DBpedia-Spotlight: How to help improve quality of multilingual entity extraction

JulioNoe · November 10, 2020, 2:38pm

What is DBpedia Spotlight?

DBpedia Spotlight is a tool for automatically annotating mentions of DBpedia resources in text, providing a solution for linking unstructured information sources to the Linked Open Data cloud through DBpedia.

The new release version is a docker image to run the DBpedia-Spotlight as a server with the most recent language models, downloaded from the DBpedia Databus repository, e.g., English (en), German (de), Italian (it), etc.

During the development of this new released version, a set of problems were found, leading us to look for the help of the community to overcome them. A list of problems is presented below, which will be updated if any other problem is found.

Improving the quality of language models

The model-quickstarter project builds a language model for DBpedia Spotlight, the process is explained in the project README file. Some steps of this process must be checked or tested to produce a quality language model, the following list defines the actions to be taken (check or test) to produce correct output.

- Abbreviations

LANG: is a two lowercase letters language code, e.g., en, it and fr are the two letters code for English, Italian and French languages, respectively.
LOC: is a two uppercase letters location code, e.g., US, IT and FR are the two letters code for United States of America, Italy, and France locations, respectively.
./ : is the local directory where the project was cloned (git clone …)

- Initial steps:

[Check] The language, locale, and Stemmer are defined correctly in the mainModelBuilder.sh file, e.g., the English language is defined as en_US-English, where en is the language, US is the locale, and English is the Stemmer. If there is no language, locale, and/or Stemmer:
- Refer to the BCP47 documentation to define the correct two-digit language and locale code. It could be possible that a language and locale are already defined but maybe the locale is not the best selection.
- Refer to the snowball stemming algorithms to define the correct stemmer algorithm, if exists.
  - If no stemmer algorithm is defined for a specific language, you could help us charing a possible solution for this problem. Also, we are looking for new stemmer algorithms for those languages which have no snowball stemming algorithm defined.
[Check] The stopword list file (stopwords.list) must exist in the ./LANG directory. If the stopword file does not exist:
- Create the LANG folder in the main directory and create the ./LANG/stopwords.list file containing the corresponding stopwords.
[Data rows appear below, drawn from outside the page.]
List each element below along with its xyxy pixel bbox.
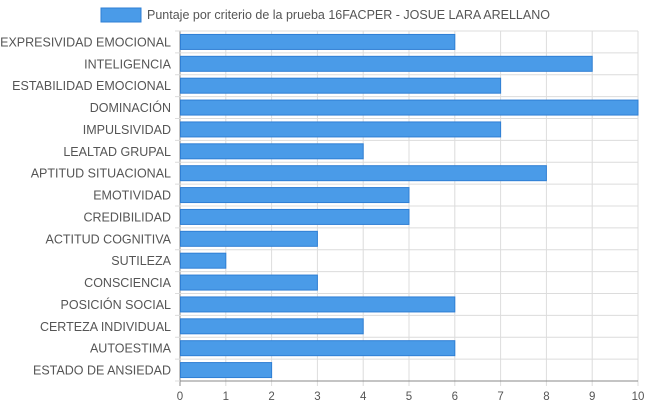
x-tick-label: 6 bbox=[452, 391, 458, 403]
category-label: LEALTAD GRUPAL bbox=[63, 145, 171, 159]
bar[interactable] bbox=[180, 187, 410, 204]
category-label: INTELIGENCIA bbox=[84, 57, 171, 71]
category-label: APTITUD SITUACIONAL bbox=[31, 167, 171, 181]
bar[interactable] bbox=[180, 77, 502, 94]
y-axis-labels: EXPRESIVIDAD EMOCIONAL INTELIGENCIA ESTABI… bbox=[0, 35, 172, 377]
category-label: DOMINACIÓN bbox=[90, 100, 171, 115]
category-label: POSICIÓN SOCIAL bbox=[61, 297, 171, 312]
bars bbox=[180, 33, 639, 379]
category-label: ESTABILIDAD EMOCIONAL bbox=[12, 79, 171, 93]
category-label: CONSCIENCIA bbox=[84, 276, 171, 290]
bar[interactable] bbox=[180, 230, 318, 247]
bar[interactable] bbox=[180, 121, 502, 138]
category-label: ACTITUD COGNITIVA bbox=[46, 232, 172, 246]
bar[interactable] bbox=[180, 296, 456, 313]
x-axis-ticks: 0 1 2 3 4 5 6 7 8 9 10 bbox=[177, 391, 645, 403]
bar[interactable] bbox=[180, 143, 364, 160]
bar[interactable] bbox=[180, 33, 456, 50]
x-tick-label: 9 bbox=[589, 391, 595, 403]
x-tick-label: 0 bbox=[177, 391, 183, 403]
legend-label[interactable]: Puntaje por criterio de la prueba 16FACP… bbox=[147, 8, 550, 22]
legend[interactable]: Puntaje por criterio de la prueba 16FACP… bbox=[100, 7, 550, 23]
legend-swatch[interactable] bbox=[100, 7, 142, 23]
x-tick-label: 5 bbox=[406, 391, 412, 403]
category-label: CREDIBILIDAD bbox=[83, 210, 171, 224]
bar[interactable] bbox=[180, 274, 318, 291]
category-label: ESTADO DE ANSIEDAD bbox=[33, 364, 171, 378]
bar[interactable] bbox=[180, 55, 593, 72]
bar[interactable] bbox=[180, 165, 547, 182]
category-label: IMPULSIVIDAD bbox=[83, 123, 171, 137]
x-tick-label: 10 bbox=[632, 391, 645, 403]
bar[interactable] bbox=[180, 318, 364, 335]
x-tick-label: 3 bbox=[314, 391, 320, 403]
category-label: AUTOESTIMA bbox=[90, 342, 172, 356]
bar[interactable] bbox=[180, 340, 456, 357]
bar[interactable] bbox=[180, 208, 410, 225]
category-label: EMOTIVIDAD bbox=[93, 189, 171, 203]
bar[interactable] bbox=[180, 252, 227, 269]
category-label: SUTILEZA bbox=[111, 254, 171, 268]
x-tick-label: 2 bbox=[268, 391, 274, 403]
x-tick-label: 1 bbox=[223, 391, 229, 403]
x-tick-label: 7 bbox=[497, 391, 503, 403]
bar[interactable] bbox=[180, 362, 273, 379]
bar[interactable] bbox=[180, 99, 639, 116]
x-tick-label: 4 bbox=[360, 391, 367, 403]
category-label: CERTEZA INDIVIDUAL bbox=[40, 320, 171, 334]
category-label: EXPRESIVIDAD EMOCIONAL bbox=[0, 35, 171, 49]
x-tick-label: 8 bbox=[543, 391, 549, 403]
- Step 1: Preparing the data

[Check] The Wikipedia dump file must be downloaded in ./wdir/LANG_LOC directory

- Step 2: DBpedia extraction

[Check] Identify if there is a missing artifact in the following query. If there is a missing artifact, please, for each link refer to the corresponding README information. The following list is a first approach of how to solve a missing artifact:
- Instance-types: Create mappings in mappings.dbpedia.org
- Disambiguations: The DBpedia Extraction Framework integrates a configuration file to discover disambiguation pages for specific languages (DisambiguationExtractorConfig.scala). You could try to add a missing language or test it for those languages with missing disambiguation (refer to the SPARQL query). The following is an example of language-specific configurations:
  - label indicating a disambiguation page, e.g. “cs” -> " (rozcestník)", “de” -> " (Begriffsklärung)", “el” -> " (αποσαφήνιση)", “en” -> " (disambiguation)",
- Redirects: please refer to documentation in Databus for more details.
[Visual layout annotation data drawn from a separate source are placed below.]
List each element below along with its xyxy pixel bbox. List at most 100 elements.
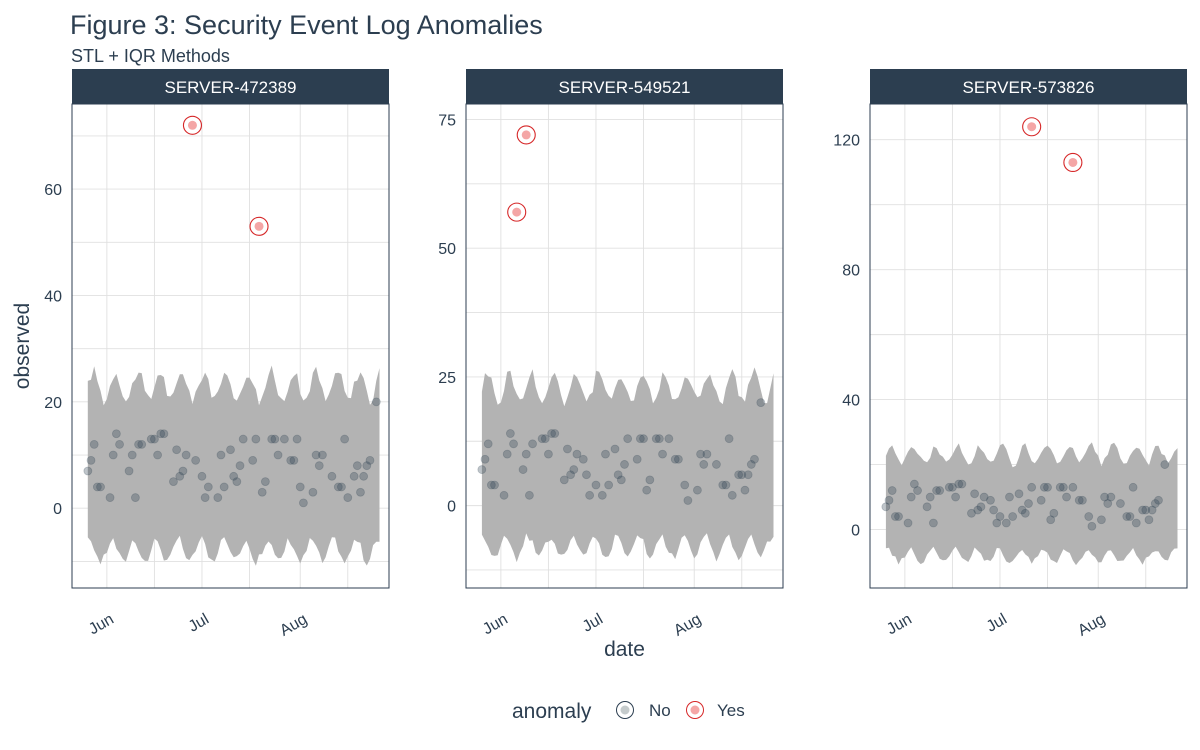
panel-border	[869, 103, 1188, 589]
data-point	[746, 460, 756, 469]
data-point	[620, 460, 629, 469]
x-tick-label: Jun	[884, 611, 915, 639]
facet-panel-2: SERVER-549521 0 25 50 75 Jun Jul Aug date	[438, 69, 784, 661]
data-point	[1138, 505, 1148, 515]
data-point	[1147, 505, 1157, 515]
data-point	[137, 439, 147, 449]
anomaly-point	[1022, 117, 1042, 137]
legend-label-no: No	[649, 701, 671, 720]
anomaly-ring	[516, 125, 536, 145]
data-point	[712, 460, 721, 469]
data-point	[957, 479, 967, 489]
y-axis-title: observed	[11, 303, 34, 389]
data-point	[525, 490, 534, 500]
data-point	[986, 495, 995, 505]
y-tick-label: 80	[842, 263, 860, 280]
y-tick-label: 75	[438, 112, 456, 129]
data-point	[881, 502, 891, 512]
x-tick-label: Jul	[186, 611, 212, 636]
panel-border	[465, 103, 784, 589]
anomaly-point	[249, 216, 269, 236]
x-tick-label: Jun	[86, 611, 117, 639]
data-point	[884, 495, 894, 505]
data-point	[651, 434, 661, 444]
data-point	[89, 439, 99, 449]
data-point	[181, 450, 191, 460]
legend-no-ring	[616, 701, 634, 719]
data-point	[632, 454, 642, 464]
data-point	[352, 461, 362, 471]
data-point	[1036, 495, 1046, 505]
data-point	[906, 492, 916, 502]
data-point	[115, 439, 124, 449]
anomaly-point	[182, 115, 203, 135]
data-point	[337, 482, 346, 492]
data-point	[721, 480, 731, 490]
panel-border	[71, 103, 390, 589]
data-point	[153, 450, 162, 460]
x-tick-label: Jul	[984, 611, 1010, 636]
data-point	[216, 450, 226, 460]
expected-range-band	[87, 365, 380, 566]
data-point	[973, 505, 983, 515]
data-point	[1150, 499, 1160, 508]
data-point	[1046, 515, 1056, 525]
facet-strip-label: SERVER-549521	[559, 78, 691, 97]
data-point	[1144, 515, 1154, 525]
data-point	[572, 449, 582, 459]
data-point	[1097, 515, 1106, 525]
data-point	[1058, 482, 1068, 492]
data-point	[680, 480, 690, 490]
data-point	[1043, 482, 1052, 492]
data-point	[477, 465, 487, 474]
data-point	[359, 471, 369, 481]
data-point	[597, 490, 607, 500]
data-point	[1128, 482, 1138, 492]
data-point	[635, 434, 645, 444]
data-point	[569, 465, 579, 474]
data-point	[169, 477, 178, 487]
data-point	[1049, 508, 1059, 518]
data-point	[1017, 505, 1027, 515]
expected-range-band	[481, 367, 774, 563]
data-point	[1008, 512, 1018, 521]
data-point	[528, 439, 537, 449]
x-tick-label: Jul	[580, 611, 606, 636]
data-point	[702, 449, 712, 459]
data-point	[308, 487, 318, 497]
data-point	[111, 429, 121, 439]
legend: anomaly No Yes	[512, 700, 745, 723]
x-axis-title: date	[604, 638, 645, 661]
data-point	[486, 480, 496, 490]
data-point	[127, 450, 137, 460]
anomaly-ring	[1063, 152, 1083, 173]
data-point	[232, 477, 242, 487]
data-point	[944, 482, 954, 492]
data-point	[267, 434, 277, 444]
data-point	[610, 444, 620, 454]
data-point	[894, 512, 903, 521]
data-point	[578, 454, 588, 464]
data-point	[505, 429, 515, 438]
facet-strip	[72, 69, 389, 104]
data-point	[1020, 508, 1030, 518]
data-point	[150, 434, 159, 444]
data-point	[740, 485, 750, 495]
data-point	[327, 471, 337, 481]
anomaly-ring	[182, 115, 203, 135]
data-point	[547, 429, 556, 438]
anomaly-point	[516, 125, 536, 145]
data-point	[967, 508, 976, 518]
anomaly-ring	[1022, 117, 1042, 137]
data-point	[932, 486, 941, 495]
data-point	[1084, 512, 1094, 521]
data-point	[582, 470, 591, 480]
y-tick-label: 40	[842, 393, 860, 410]
data-point	[362, 461, 372, 471]
data-point	[929, 518, 938, 528]
data-point	[518, 465, 528, 474]
data-point	[1027, 482, 1037, 492]
data-point	[156, 429, 166, 439]
data-point	[979, 492, 989, 502]
data-point	[1103, 499, 1113, 508]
- Step 3: Extracting wiki stats.

[Check] The following non-empty files must be created in the ./wdir/LANG_LOC/ directory
- pairCounts
- sfAndTotalCounts
- tokenCounts
- uriCounts

If any of the files is not produced or is empty, a possible error could be related to an update in the template of the Wikipedia language dump file.
For another kind of problem, please refer to wikistat project.

- Step 4: Setting up Spotlight

[Check] The dbpedia-spotlight-model project must be cloned in the ./wdir/dbpedia-spotlight directory

- Step 5: Build Spotlight model

[Test] Run the script (mainModelBuilder.sh) to generate the language model from the model-quickstarter project.
[Check] The language model must be produced in the ./models/LANG directory with the following structure:

LANG
├── fsa_dict.mem
├── model
│ ├── candmap.mem
│ ├── context.mem
│ ├── quantized_counts.mem
│ ├── res.mem
│ ├── sf.mem
│ └── tokens.mem
├── model.properties
├── spotter_thresholds.txt
└── stopwords.list
[Test] Run the DBpedia-Spotlight with the corresponding language model.
- The DBpedia-Spotlight server must be queryable through curl
- Any sent query must return a valid value depending on the selected format, TURTLE, JSON, or CSV.

If everything is fine (all the steps were checked/tested), the final step is to send a pull request to verify your changes and merge them with the main project (model-quickstarter).